Though working with a cadre of tutors provides some types of flexibility, it is “not the go-to [model] for many districts because of its complexity,” he said.
“Having a well articulated program is very important,” Luizzi said. “There are some districts that have a teacher who may be in each of its buildings, and who is working to support the students in those buildings.”
School board members also asked the superintendent whether the town had explained an increase in providing wireless area network services (yes, it’s tied to infrastructure costs), whether it’s possible to push back on a change in how transportation costs are paid that effectively loses the district more than $31,000 (yes), whether a figure showing some 70 percent of NCPS salaries belong to teachers is consistent with other districts (probably) and whether a class of assessments for elementary school students are done online or with paper-and-pencil (online).
Luizzi during his presentation—it will be presented by the superintendent to the schools’ parent groups (see the calendar here) and likely will be added to the district’s website here—thanked the school board, staff and faculty, community members and others for their help in creating the budget proposal.
He provided a high-level view of the areas that drive the budget—including shifts in enrollment and demographics, sustainability, high-quality instruction, technology, facilities and safety—and spotlighted some areas of excellence in students. They include high performance on state assessments and in rankings—for example, Forbes magazine ranked New Canaan Public Schools number two nation-wide for the “America’s Best School Districts for Your Housing Buck” category—award-winning visual and performing arts programs and a 75 percent athletics participation rate and six state championship-winning teams at the high school.

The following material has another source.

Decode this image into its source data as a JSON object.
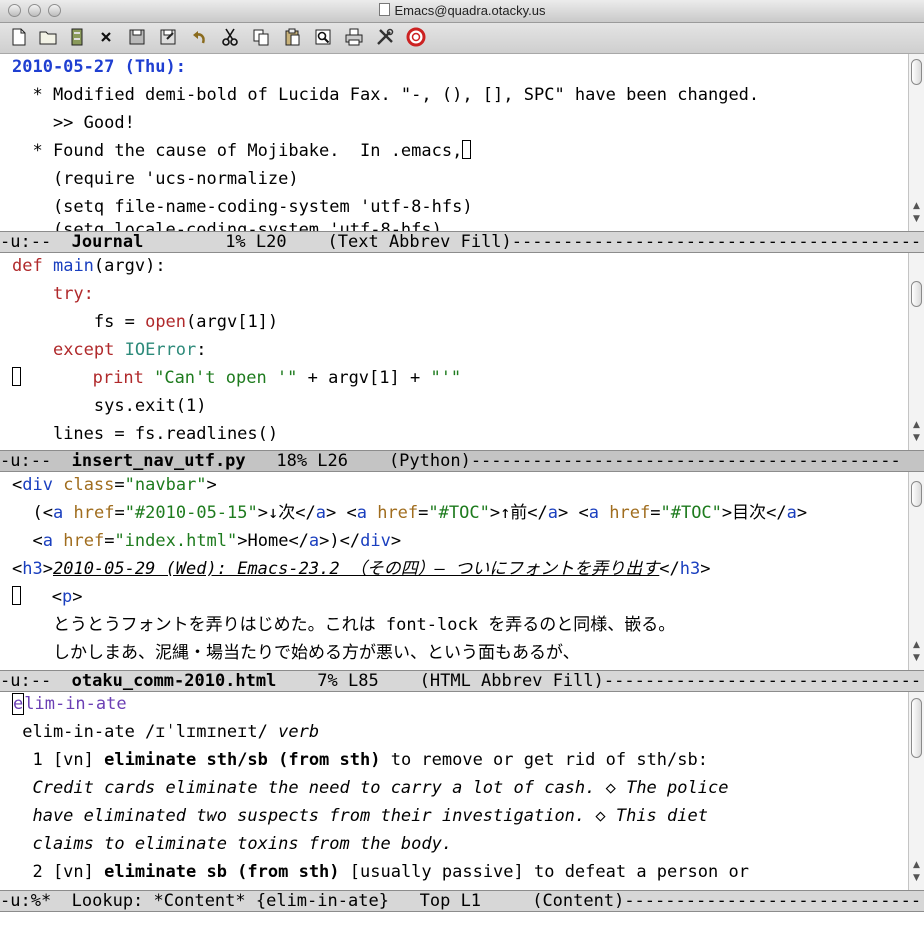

Here’s a look at some performance benchmarks at NCHS over time:
New Canaan High School Benchmarks
|4-Year College Attendance Rate||94%||94%||95%|
|% Accepted into Top-3 Choices of College**||NA||NA||87.5%|
|% Accepted into 1st Choice of College||66%||65%||NA|
|% Attending "Most Competitive" Schools||28%||34%||27%|
|Average SAT Score Combined||1,771||1,785||1,799|
|Number of Advanced Placement (AP) Courses||22||23||26|
|% AP Tests Scoring 3+||92.4%||92%||92%|
|Average ACT Score||25.9||26.3||27.2|
|% Students Participating in Athletics or Clubs||85%||88%||90%|
** Question about college re-phrased this year to capture more pertinent information
About 64 percent of the budget represents salaries in the district, with an additional 17 percent tied to employee benefits, according to Luizzi.
That is as it should be, he said. While the district finds ways to save money—such as through its heating fuel and electricity costs—“the resources should go to our core work and our core work is the work that happens in the classrooms and happens in support of our students.”
“That is why education is a people business,” he said. “The majority of the resources go to our staffing costs.”